Erskine is in a ticklish situation with his Govt. I suspect he will not be able to defend himself agst. the charge of exceeding his instructions, notwithstanding the appeal he makes to sundry others not published. But he will make out a strong case agst. Canning, and be able to avail himself much of the absurdity & evident inadmissibility of the articles disregarded by him. He can plead also that the difference between his arrangemt. & the spontaneous orders of Apl. 26. is too slight to justify the disavowal of him. This difference, seems indeed to limit its importance to the case of Holland, & to consist in the direct trade admitted by the arrangement, and an indirect one, thro’ the adjoining ports, required by the orders. To give importance to this distinction, the Ministry must avow, what if they were not shameless they never wd. avow, that their ob[ject] is not to retaliate injury to an Enemy; but to prevent the legitimate trade of the U. S. from interfering with the London smugglers of Sugar & Coffee.

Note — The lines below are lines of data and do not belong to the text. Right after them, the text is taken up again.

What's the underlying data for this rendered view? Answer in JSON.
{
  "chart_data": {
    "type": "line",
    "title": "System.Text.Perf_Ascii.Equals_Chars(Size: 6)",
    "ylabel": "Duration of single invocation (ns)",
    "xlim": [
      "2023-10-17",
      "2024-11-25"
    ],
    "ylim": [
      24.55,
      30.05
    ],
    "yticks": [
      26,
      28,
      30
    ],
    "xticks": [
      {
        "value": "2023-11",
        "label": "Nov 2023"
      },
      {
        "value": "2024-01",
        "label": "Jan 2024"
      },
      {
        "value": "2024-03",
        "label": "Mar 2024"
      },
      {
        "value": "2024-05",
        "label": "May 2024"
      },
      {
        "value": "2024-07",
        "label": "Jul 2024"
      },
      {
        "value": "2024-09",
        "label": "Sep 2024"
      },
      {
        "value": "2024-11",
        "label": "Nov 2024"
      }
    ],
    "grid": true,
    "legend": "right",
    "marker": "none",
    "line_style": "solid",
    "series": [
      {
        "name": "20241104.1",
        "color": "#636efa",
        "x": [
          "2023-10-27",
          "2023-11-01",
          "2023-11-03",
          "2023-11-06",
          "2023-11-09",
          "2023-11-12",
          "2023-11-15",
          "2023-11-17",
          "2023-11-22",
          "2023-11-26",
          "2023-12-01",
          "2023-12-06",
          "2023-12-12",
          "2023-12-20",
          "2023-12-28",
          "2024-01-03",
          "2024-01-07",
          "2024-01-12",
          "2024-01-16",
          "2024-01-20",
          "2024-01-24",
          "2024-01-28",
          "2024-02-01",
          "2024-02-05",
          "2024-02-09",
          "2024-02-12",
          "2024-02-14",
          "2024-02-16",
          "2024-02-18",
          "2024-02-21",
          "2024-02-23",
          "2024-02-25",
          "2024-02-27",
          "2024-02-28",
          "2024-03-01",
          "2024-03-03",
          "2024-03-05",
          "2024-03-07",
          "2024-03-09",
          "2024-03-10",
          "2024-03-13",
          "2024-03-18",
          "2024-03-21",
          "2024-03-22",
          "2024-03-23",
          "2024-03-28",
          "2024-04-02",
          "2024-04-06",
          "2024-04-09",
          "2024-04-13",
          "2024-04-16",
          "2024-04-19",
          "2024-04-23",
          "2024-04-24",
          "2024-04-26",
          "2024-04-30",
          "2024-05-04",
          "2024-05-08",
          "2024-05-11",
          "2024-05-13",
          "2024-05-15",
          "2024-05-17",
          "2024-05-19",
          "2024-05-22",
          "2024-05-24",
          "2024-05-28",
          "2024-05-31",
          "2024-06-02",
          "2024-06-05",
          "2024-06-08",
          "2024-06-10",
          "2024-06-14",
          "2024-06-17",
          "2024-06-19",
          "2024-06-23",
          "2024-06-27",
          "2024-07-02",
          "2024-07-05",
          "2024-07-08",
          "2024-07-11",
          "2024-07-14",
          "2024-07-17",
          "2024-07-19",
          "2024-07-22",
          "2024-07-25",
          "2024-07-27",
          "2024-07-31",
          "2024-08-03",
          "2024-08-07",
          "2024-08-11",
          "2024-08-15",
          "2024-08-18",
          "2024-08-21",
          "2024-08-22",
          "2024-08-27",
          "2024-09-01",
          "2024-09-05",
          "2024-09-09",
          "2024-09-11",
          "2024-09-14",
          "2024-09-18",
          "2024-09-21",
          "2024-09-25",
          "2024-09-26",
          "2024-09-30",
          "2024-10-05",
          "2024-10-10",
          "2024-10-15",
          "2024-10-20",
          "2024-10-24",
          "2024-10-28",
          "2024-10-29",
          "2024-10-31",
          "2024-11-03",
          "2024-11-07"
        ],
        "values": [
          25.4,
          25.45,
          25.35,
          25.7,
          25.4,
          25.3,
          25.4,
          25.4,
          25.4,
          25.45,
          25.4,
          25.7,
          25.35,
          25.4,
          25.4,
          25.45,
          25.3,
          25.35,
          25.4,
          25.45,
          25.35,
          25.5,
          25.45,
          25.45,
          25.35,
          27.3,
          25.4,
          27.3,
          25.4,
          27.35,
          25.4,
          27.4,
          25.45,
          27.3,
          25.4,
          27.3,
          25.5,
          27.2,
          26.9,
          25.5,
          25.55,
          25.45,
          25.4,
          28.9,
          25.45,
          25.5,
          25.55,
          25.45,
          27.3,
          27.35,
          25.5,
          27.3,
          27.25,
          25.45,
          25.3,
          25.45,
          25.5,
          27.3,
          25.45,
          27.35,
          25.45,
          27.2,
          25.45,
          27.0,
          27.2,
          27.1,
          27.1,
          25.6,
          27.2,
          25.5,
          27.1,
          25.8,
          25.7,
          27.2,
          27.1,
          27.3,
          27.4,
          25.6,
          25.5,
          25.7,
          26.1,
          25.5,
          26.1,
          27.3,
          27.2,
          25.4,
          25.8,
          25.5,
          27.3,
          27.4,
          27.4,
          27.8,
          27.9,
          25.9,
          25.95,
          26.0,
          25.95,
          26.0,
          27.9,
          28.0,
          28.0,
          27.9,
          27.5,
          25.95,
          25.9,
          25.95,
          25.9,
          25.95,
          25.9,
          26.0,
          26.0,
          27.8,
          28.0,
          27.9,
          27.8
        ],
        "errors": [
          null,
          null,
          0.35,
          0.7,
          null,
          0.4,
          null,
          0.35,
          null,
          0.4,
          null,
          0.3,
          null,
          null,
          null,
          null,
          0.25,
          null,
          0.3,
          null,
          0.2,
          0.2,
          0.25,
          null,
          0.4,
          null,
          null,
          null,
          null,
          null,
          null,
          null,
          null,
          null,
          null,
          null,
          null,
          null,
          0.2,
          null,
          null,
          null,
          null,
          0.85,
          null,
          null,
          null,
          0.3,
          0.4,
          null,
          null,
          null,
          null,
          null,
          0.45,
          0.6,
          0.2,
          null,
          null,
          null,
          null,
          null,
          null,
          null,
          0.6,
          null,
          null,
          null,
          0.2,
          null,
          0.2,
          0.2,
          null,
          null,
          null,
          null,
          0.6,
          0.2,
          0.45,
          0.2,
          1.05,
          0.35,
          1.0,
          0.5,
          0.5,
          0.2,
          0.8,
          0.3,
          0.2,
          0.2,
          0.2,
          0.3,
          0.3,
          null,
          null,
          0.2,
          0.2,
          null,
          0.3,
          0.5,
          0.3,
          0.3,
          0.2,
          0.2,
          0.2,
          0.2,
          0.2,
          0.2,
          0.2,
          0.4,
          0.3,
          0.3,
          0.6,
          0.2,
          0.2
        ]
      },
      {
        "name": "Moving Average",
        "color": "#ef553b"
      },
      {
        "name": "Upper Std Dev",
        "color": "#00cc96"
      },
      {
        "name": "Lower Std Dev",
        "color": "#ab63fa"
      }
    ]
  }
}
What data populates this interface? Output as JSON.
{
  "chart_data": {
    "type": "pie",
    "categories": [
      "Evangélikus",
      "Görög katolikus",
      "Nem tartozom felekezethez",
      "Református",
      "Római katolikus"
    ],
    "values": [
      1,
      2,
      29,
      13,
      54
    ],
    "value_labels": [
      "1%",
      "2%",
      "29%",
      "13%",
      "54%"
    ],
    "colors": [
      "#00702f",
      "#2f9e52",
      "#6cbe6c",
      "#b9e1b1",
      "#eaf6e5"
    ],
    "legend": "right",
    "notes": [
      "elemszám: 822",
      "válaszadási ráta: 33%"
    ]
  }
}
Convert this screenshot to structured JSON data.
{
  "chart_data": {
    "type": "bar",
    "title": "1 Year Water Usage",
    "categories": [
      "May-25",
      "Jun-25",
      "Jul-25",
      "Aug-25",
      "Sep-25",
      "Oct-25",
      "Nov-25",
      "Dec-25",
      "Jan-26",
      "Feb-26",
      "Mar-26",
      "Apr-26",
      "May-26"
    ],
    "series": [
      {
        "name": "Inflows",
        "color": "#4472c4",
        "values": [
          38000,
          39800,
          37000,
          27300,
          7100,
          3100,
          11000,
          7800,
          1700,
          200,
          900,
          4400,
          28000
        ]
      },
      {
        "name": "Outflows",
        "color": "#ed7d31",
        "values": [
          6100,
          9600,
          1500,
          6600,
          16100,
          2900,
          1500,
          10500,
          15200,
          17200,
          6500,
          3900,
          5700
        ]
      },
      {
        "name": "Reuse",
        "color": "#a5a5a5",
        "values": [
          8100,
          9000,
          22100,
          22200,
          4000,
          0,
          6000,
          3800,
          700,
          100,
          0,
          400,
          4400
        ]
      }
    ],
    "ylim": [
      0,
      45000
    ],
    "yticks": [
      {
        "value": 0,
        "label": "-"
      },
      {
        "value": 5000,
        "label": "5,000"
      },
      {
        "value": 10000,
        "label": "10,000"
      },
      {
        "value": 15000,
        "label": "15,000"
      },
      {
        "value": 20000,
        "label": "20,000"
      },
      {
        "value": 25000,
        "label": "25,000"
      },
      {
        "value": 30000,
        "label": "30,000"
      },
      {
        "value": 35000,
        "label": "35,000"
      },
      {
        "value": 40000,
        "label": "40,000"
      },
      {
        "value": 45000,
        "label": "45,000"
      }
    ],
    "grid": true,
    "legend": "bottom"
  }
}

We are looking out for Mr. & Mrs. Gallatin every day. Untill they arrive, and we learn also the periods of your being at & absent from Home, we do not venture to fix a time for our proposed visit to Monticello. Accept my most affectionate respects

James Madison

Capt: Coles has been with us since sunday. I refer to him for the state of our foreign affairs with which he is sufficiently acquainted, to say more than I cou’d well put on paper.

RC (DLC). Docketed by Jefferson, “recd. Aug. 16.”

1Representative Barent Gardenier (a Federalist from New York) observed in a 1 June speech praising the proclamation which reopened trade with Great Britain that implementing legislation was needed. “It is not only necessary that the proclamation should be approved,” Gardenier said, “but that a law should be passed giving validity to it” (Annals of Congress description begins Debates and Proceedings in the Congress of the United States … (42 vols.; Washington, 1834–56). description ends , 11th Cong., 1st sess., 217).